岸田政権が発足し、10日後に衆議院を解散しましたので、現政権の評価はこれからとなると思いますが、この機会に約一年間の菅政権を振り返ってみたいと思います。久し振りの世襲議員ではない叩き上げの人材ということで、期待感もありましたが、会見などの受け応えを見ていて、どれだけ自身の言葉で話されているのか判り難いひとだと感じました。また、所信表明での次のような結びの言葉、つまり、{私が目指す社会像は、「自助・共助・公助」そして「絆」です。自分でできることは、まず、自分でやってみる。そして、家族、地域で互いに助け合う。その上で、政府がセーフティーネットでお守りする。そうした国民から信頼される政府を目指します。そのため、行政の縦割り、既得権益、そして、あしき前例主義を打破し、規制改革を全力で進めます。「国民のために働く内閣」として改革を実現し、新しい時代を、つくり上げてまいります。}とありました。

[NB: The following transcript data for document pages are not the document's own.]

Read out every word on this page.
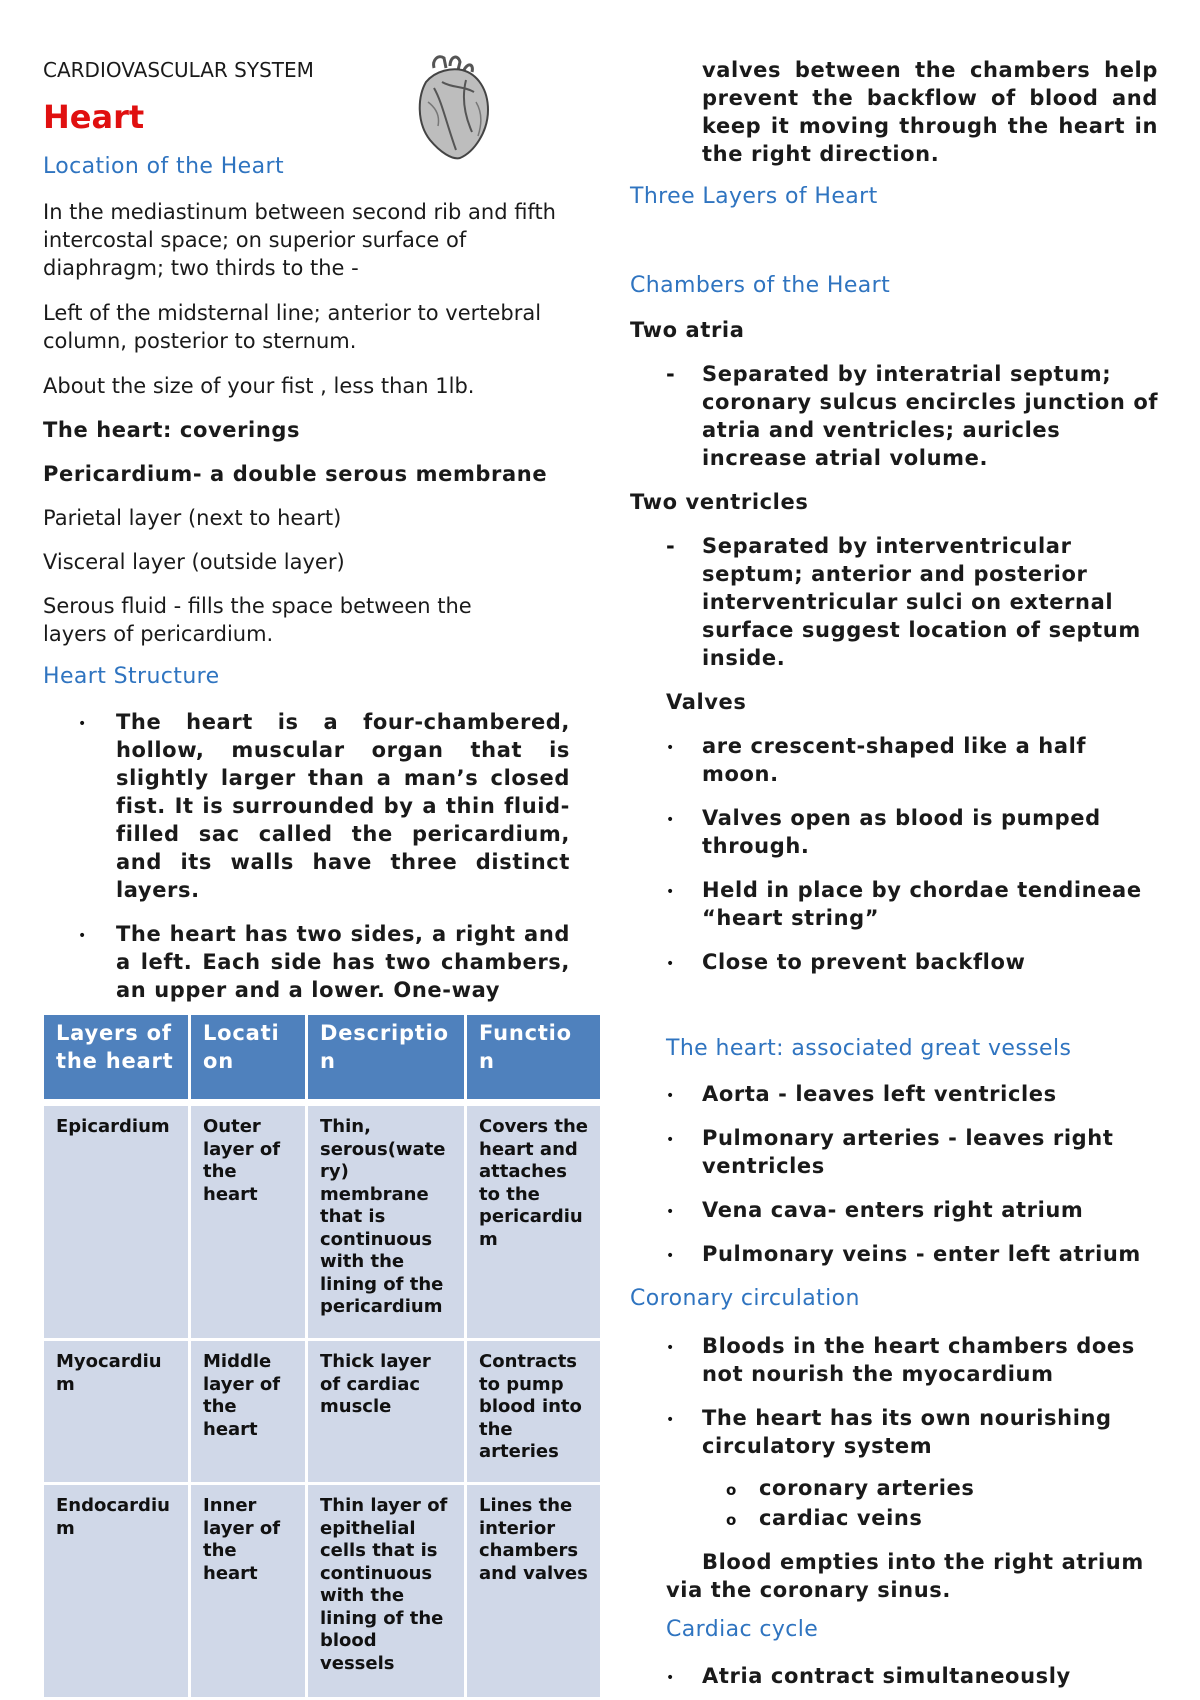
CARDIOVASCULAR SYSTEM
Heart
Location of the Heart

In the mediastinum between second rib and fifth intercostal space; on superior surface of diaphragm; two thirds to the -

Left of the midsternal line; anterior to vertebral column, posterior to sternum.

About the size of your fist , less than 1lb.

The heart: coverings

Pericardium- a double serous membrane

Parietal layer (next to heart)

Visceral layer (outside layer)

Serous fluid - fills the space between the layers of pericardium.

Heart Structure
• The heart is a four-chambered, hollow, muscular organ that is slightly larger than a man’s closed fist. It is surrounded by a thin fluid-filled sac called the pericardium, and its walls have three distinct layers.

• The heart has two sides, a right and a left. Each side has two chambers, an upper and a lower. One-way

Layers of the heart	Locati on	Descriptio n	Functio n

Epicardium	Outer layer of the heart	Thin, serous(wate ry) membrane that is continuous with the lining of the pericardium	Covers the heart and attaches to the pericardiu m
Myocardiu m	Middle layer of the heart	Thick layer of cardiac muscle	Contracts to pump blood into the arteries
Endocardiu m	Inner layer of the heart	Thin layer of epithelial cells that is continuous with the lining of the blood vessels	Lines the interior chambers and valves

valves between the chambers help prevent the backflow of blood and keep it moving through the heart in the right direction.

Three Layers of Heart
Chambers of the Heart

Two atria

- Separated by interatrial septum; coronary sulcus encircles junction of atria and ventricles; auricles increase atrial volume.

Two ventricles

- Separated by interventricular septum; anterior and posterior interventricular sulci on external surface suggest location of septum inside.

Valves

• are crescent-shaped like a half moon.

• Valves open as blood is pumped through.

• Held in place by chordae tendineae “heart string”

• Close to prevent backflow

The heart: associated great vessels
• Aorta - leaves left ventricles

• Pulmonary arteries - leaves right ventricles

• Vena cava- enters right atrium

• Pulmonary veins - enter left atrium

Coronary circulation
• Bloods in the heart chambers does not nourish the myocardium

• The heart has its own nourishing circulatory system

o coronary arteries

o cardiac veins

Blood empties into the right atrium via the coronary sinus.

Cardiac cycle
• Atria contract simultaneously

その後の事態で、このようなことを本気で考えられているとは思えないような事が浮かび上がって来ました。もともと、安陪政権の悪しき問題、モリカケ、桜を見る会の問題で、まずいことには蓋をするやり方、都合の悪いことは、証拠である公文書を破棄、改竄するというやり方、そして、それに対する国民の声を無視し、御座なりの調査で終息させるやり方、そして、それでちゃんとやったから、もうお終いだと押し通すやり方は、やはり菅政権でも継承していると言わざるを得ません。既得権益、あしき前例主義を打破するとよく言ったものです。具体的には、学術会議の委員任命拒否の問題でも、その理由を明かさない、やましいから明かせないのであろうと勘繰らざるを得ない。個々の人事の問題だから言えないというなら、個人と結びつけないで、どのような点が問題だから、拒否したということを明らかにできると思います。
菅さんは、多分WEタイプの能吏だと思いますが、真に国民のことを考えて、誠実にことにあたるタイプではないと思います。自分は正しいことをしている、それに逆らうものは恣意的に排除してもいいという根性をしておられると思います。他人のこころに寄り添い、いろいろな人々のことを理解しようとはされないタイプだと思います。そんな優しさは弱いもので、厳しくなければ改革なんて出来ないと考えられていると思います。日本を良くするには、犠牲者を作っても致し方ないという主義の方でしょう。人間は過ちを犯す動物です。常にそのことを念頭におき、自分に逆らう意見にも、耳を傾け、どこかに自身に間違いがあるかもと常にチェックして進めるくらいの度量の大きさが、真のリーダーには必要ですが、それはAEのひとでないとなかなか望めないみたいです。能吏のWEではなかなかできないことでしょう。